Наступила после боя непривычная тишина, хотя ещё стучало в висках, и в ушах отдавалась стрельба, вой и взрывы мин. Но тишина длилась недолго. По высоте с двух флангов забили гитлеровские миномёты. Мины рвались впереди нашей огневой позиции, у валунов, рассыпая вокруг град осколков. К их лающему вою присоединились очереди фашистских пулемётов и автоматов. Ливень огня обрушился на высоту с нескольких мест.
Чтобы преждевременно не обнаружить свою группу, я передал приказ по цепи: «Не отвечать, беречь патроны, ждать атаки врага». Над высотой продолжал бушевать огненный шквал.
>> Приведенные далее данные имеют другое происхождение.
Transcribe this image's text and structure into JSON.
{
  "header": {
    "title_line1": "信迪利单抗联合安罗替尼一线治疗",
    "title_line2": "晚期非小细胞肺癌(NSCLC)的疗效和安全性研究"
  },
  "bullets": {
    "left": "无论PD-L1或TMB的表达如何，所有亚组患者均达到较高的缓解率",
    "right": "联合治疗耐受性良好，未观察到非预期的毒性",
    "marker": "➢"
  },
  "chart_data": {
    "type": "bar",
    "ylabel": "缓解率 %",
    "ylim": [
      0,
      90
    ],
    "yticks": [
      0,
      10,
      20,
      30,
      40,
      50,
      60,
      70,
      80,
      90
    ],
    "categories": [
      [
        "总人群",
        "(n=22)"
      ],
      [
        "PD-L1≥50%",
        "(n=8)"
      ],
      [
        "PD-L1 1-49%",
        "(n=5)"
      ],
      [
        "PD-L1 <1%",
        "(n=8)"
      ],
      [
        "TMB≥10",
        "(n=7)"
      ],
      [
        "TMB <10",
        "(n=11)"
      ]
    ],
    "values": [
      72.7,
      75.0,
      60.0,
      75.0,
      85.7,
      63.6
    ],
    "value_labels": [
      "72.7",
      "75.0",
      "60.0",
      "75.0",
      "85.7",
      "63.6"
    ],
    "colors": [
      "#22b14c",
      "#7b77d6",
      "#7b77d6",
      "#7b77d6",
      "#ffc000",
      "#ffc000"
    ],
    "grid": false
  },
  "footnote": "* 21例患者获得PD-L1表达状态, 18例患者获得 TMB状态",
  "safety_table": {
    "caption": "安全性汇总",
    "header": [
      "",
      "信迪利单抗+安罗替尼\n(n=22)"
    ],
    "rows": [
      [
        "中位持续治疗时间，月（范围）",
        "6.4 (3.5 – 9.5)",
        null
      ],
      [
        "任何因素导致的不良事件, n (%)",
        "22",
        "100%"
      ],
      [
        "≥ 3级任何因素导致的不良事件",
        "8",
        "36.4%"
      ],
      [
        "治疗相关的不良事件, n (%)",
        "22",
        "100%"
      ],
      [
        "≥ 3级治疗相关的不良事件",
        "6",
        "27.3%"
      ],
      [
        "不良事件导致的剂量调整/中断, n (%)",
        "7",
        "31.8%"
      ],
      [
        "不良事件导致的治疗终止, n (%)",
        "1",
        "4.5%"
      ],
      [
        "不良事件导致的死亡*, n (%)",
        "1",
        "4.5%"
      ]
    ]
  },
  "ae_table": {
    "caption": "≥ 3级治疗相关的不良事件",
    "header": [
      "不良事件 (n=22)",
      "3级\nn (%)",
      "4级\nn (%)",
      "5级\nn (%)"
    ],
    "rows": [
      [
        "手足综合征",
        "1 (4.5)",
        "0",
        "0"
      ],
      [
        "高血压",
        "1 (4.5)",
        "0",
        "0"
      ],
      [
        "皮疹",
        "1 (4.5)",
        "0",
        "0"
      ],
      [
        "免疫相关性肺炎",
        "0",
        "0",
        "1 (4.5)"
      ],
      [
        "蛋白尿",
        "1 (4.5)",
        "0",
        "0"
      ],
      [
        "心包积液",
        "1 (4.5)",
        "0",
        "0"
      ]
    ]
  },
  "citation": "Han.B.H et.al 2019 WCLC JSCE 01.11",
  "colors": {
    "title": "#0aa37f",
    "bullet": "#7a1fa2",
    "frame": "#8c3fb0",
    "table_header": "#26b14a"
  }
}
Потом он вдруг разом стих, и фашисты вновь ринулись на высоту. Теперь они шли храбрее, почти в открытую. Видимо, были уверены, что миномётная подготовка, тысячи пулемётных и автоматных пуль, выпущенных на позицию, расчистили им путь. Но и на сей раз огонь пограничников был организованным, метким, без промаха разящим врага. И вдруг пулемёт Мусатова, как бы на полуслове, умолк: бил длинными очередями и враз стих. Окликнул, но Мусатов не ответил. Я бросился к нему. Он лежал, уткнувшись лицом в зелёную траву. Повернул его на спину, посмотрел в глаза. Они остановились навсегда. Мгновенно лёг за пулемёт, неистово поливая свинцом врага, жестоко мстя за Мусатова.